A
yer, tras una jornada nacional e internacional de movilizaciones masivas en repudio al asesinato de tres normalistas en Iguala y la desaparición de otros 43, cuyo paradero se desconoce hasta la fecha, Ángel Aguirre Rivero pidió licencia al cargo de gobernador de Guerrero. Un día antes el procurador general de la República, Jesús Murillo Karam, atribuyó al ex alcalde de esa ciudad, José Luis Abarca Velázquez, y a su esposa, María de los Ángeles Pineda Villa, la autoría intelectual de los homicidios y de los secuestros perpetrados por efectivos policiales municipales y por miembros del grupo delictivo Guerreros Unidos, en una declaración que fue opacada por las manifestaciones realizadas en decenas de ciudades de México y del extranjero.
La salida de Aguirre Rivero del Ejecutivo estatal y la explicación del procurador se suman así a las respuestas tardías e insuficientes que han caracterizado a los gobiernos estatal y federal desde el pasado 27 de septiembre y ponen de manifiesto la enorme separación entre las cúpulas institucionales formales del país y las demandas de una sociedad agraviada y exasperada, cuya paciencia parece haberse colmado con la barbarie perpetrada desde el poder público en la ciudad guerrerense.
En efecto, las imputaciones contra el ex presidente municipal y la defenestración del ahora ex gobernador satisfacen sólo dos de las demandas del vasto movimiento de protesta, y lo hacen de manera parcial, por cuanto el primero está prófugo y no se ha anunciado el inicio de una investigación judicial que esclarezca la posible responsabilidad del segundo, y no únicamente en los homicidios y secuestros del 27 de septiembre, sino también en la tolerancia ante la consolidación en Iguala y otros municipios de la entidad de un poder público al servicio de la delincuencia, responsabilidad que atañe también, y en primer lugar, a las instancias federales.

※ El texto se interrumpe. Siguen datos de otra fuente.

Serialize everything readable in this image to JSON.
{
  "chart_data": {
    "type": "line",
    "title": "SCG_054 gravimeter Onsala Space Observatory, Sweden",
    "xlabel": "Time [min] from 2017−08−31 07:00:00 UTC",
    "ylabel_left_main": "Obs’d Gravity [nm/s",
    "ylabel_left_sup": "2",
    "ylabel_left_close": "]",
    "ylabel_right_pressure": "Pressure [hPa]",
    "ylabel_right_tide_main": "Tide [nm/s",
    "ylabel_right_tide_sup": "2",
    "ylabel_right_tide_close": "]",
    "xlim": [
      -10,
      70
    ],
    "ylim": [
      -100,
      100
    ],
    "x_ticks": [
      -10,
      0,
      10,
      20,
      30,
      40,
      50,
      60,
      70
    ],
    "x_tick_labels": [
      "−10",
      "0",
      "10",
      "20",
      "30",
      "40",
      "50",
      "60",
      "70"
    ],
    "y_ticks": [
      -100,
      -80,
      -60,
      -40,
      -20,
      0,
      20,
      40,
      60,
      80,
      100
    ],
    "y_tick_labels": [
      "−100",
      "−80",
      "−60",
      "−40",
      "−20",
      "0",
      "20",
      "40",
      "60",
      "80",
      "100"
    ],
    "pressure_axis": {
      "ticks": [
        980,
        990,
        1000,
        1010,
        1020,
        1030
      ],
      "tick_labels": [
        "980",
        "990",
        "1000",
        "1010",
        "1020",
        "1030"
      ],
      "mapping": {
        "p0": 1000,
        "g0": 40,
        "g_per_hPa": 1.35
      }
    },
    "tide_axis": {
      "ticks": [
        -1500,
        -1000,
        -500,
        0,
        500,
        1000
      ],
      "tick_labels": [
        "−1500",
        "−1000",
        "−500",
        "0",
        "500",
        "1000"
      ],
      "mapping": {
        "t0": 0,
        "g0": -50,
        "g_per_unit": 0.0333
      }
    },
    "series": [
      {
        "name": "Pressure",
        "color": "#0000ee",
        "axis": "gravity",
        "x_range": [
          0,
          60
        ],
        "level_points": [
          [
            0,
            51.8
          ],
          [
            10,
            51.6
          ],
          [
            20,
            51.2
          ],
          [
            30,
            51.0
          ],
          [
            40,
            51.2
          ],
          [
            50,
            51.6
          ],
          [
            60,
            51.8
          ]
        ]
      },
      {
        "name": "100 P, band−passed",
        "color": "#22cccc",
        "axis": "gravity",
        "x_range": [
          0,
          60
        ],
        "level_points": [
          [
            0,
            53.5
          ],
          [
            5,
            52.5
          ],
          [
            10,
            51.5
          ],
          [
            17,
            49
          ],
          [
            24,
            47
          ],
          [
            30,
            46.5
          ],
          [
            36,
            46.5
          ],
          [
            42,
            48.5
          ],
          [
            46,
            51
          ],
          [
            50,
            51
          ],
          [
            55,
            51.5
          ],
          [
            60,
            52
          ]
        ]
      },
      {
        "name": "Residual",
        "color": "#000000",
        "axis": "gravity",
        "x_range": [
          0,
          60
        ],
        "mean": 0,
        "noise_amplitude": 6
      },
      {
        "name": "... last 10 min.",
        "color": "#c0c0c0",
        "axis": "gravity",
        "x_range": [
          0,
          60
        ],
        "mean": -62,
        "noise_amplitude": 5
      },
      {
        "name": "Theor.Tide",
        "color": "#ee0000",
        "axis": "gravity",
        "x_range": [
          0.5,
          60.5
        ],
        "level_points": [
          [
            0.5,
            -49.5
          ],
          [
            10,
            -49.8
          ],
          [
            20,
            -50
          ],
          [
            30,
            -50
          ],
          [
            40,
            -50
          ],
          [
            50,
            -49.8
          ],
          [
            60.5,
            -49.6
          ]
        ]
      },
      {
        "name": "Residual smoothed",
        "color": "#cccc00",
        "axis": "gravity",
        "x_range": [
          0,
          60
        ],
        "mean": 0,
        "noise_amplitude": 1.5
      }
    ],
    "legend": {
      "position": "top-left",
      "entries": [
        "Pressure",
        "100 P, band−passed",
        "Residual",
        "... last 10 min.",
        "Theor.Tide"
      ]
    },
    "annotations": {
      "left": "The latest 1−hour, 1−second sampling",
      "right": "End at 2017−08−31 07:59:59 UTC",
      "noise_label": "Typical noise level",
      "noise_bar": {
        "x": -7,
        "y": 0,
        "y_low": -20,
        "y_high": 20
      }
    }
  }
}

La petición de licencia de Aguirre Rivero tal vez resulte útil como medida de control de daños electorales y como solución a los desajustes que esos hechos han causado en el seno de la clase política y, particularmente, en el Partido de la Revolución Democrática, que postuló a Abarca y al propio Aguirre; pero no resuelve las demandas sociales inmediatas –que son la presentación con vida de los 43 normalistas secuestrados y justicia para los victimarios–, no soluciona la gravísima y extendida infiltración de las instituciones públicas por la criminalidad organizada ni constituye una respuesta plausible a los problemas de fondo exhibidos por los hechos atroces de Iguala: la prevalencia de la impunidad, el abandono del Estado a su obligación de garantizar la vida y la seguridad de los habitantes del país y procurar e impartir justicia y la habitual criminalización y el regular linchamiento mediático de los estamentos sociales que, como es el caso de las normales rurales, se oponen al modelo neoliberal impuesto en el país desde hace tres décadas.

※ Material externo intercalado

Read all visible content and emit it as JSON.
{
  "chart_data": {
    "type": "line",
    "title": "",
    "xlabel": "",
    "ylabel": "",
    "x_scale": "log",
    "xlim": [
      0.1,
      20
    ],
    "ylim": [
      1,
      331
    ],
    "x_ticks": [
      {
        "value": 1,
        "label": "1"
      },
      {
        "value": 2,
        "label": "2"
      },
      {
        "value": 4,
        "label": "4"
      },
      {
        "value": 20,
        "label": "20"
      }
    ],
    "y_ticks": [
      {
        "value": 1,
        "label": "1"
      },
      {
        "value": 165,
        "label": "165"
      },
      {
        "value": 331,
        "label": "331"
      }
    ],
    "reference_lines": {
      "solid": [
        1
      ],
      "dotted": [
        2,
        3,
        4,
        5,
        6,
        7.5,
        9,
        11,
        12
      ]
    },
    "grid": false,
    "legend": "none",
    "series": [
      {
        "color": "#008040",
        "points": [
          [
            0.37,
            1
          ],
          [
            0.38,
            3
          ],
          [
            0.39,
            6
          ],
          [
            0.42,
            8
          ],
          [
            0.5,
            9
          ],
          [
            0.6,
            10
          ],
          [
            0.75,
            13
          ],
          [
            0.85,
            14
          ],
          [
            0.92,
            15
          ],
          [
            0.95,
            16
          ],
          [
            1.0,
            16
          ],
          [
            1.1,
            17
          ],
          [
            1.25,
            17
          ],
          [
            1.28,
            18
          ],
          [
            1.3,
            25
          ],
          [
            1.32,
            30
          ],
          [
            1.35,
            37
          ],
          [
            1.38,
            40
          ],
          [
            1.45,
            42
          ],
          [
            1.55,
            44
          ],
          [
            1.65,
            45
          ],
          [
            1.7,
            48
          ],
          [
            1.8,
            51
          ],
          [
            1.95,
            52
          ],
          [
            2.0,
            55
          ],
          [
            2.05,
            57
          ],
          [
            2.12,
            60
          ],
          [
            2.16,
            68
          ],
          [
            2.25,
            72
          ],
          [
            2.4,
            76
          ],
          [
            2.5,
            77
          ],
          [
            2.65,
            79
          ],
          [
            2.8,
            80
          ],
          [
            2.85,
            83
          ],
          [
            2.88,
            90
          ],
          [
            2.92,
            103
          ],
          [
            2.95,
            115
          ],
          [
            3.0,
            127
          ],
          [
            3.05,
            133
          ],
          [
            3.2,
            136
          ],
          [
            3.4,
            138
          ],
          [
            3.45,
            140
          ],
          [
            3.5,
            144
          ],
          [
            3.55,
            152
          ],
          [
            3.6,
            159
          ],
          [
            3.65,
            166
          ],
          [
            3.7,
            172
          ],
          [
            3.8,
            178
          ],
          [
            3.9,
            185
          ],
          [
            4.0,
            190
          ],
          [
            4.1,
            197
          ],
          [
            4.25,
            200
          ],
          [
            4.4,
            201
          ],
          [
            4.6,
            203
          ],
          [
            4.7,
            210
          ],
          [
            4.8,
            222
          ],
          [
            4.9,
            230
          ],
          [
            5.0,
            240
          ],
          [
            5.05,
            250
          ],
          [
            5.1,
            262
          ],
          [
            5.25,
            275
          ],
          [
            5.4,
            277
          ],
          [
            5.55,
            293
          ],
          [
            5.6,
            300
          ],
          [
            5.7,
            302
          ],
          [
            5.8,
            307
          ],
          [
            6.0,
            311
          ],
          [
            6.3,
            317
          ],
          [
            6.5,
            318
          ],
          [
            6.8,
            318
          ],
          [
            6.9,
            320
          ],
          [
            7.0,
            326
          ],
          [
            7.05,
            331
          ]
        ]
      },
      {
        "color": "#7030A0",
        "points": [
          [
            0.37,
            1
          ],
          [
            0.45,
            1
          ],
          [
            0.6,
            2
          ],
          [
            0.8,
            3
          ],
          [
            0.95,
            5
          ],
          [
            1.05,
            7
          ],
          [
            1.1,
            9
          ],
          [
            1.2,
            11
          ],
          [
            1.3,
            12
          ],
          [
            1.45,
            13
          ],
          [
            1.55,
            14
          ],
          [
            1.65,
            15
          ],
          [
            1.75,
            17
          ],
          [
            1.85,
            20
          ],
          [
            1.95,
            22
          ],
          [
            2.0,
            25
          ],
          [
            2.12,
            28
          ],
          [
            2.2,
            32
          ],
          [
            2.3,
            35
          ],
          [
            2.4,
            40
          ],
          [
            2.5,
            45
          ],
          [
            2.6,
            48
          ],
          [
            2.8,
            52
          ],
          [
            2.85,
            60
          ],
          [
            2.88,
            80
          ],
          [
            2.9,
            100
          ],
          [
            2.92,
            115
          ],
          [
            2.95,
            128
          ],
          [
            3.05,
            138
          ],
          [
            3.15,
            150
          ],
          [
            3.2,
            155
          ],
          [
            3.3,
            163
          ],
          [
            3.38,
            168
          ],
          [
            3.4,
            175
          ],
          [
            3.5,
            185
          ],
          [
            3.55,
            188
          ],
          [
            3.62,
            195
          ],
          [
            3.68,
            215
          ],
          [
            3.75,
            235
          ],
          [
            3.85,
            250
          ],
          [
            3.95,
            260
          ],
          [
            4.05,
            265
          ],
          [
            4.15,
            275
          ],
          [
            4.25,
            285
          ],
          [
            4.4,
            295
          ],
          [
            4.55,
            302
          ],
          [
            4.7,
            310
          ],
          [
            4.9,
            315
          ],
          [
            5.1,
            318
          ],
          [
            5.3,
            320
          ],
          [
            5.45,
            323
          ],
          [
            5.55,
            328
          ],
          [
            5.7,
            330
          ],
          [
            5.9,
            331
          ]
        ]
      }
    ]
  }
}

En otros términos, los homicidios de los tres estudiantes en Iguala se suman a los casi 30 mil que van en el actual sexenio; los otros 43 engrosan la lista de las más de ocho mil personas desaparecidas desde diciembre de 2012 y la de las 22 mil acumuladas desde la administración anterior. En cuanto a las perspectivas de lograr justicia en este caso, se enfrentan con un dato descarnado: casi 94 por ciento de los delitos perpetrados quedan impunes porque no hay denuncia o porque no se inicia averiguación previa, y de éstas sólo tres de cada 10 culminan con alguna consignación.
En suma, las distintas instancias de gobierno no han podido o no han querido evitar un deterioro progresivo del estado de derecho que viene desde sexenios atrás y que en el momento actual ha llegado a niveles cercanos a un colapso generalizado y, por acción o por omisión, han colocado a México en una verdadera emergencia nacional.
En tal circunstancia, la captura de algunas decenas de delincuentes reales o presuntos y la remoción de unos cuantos funcionarios son medidas tardías y a todas luces insuficientes. Los organismos del Estado no deben seguir posponiendo el diagnóstico real de su propia ineficacia y emprender una operación de limpieza mayúscula y a fondo de las redes de complicidad político-delictivo-empresarial, que en muchos estados y en los tres niveles de gobierno han reducido la vigencia de las leyes a una simulación.
Y también resulta imperativo y urgente, por supuesto, esclarecer en forma inequívoca y transparente el destino de los 43 muchachos desaparecidos, fincar las responsabilidades que correspondan a los autores materiales e intelectuales de lo ocurrido en Iguala y rendir cuentas sobre la cadena de omisiones que hicieron posible la atrocidad.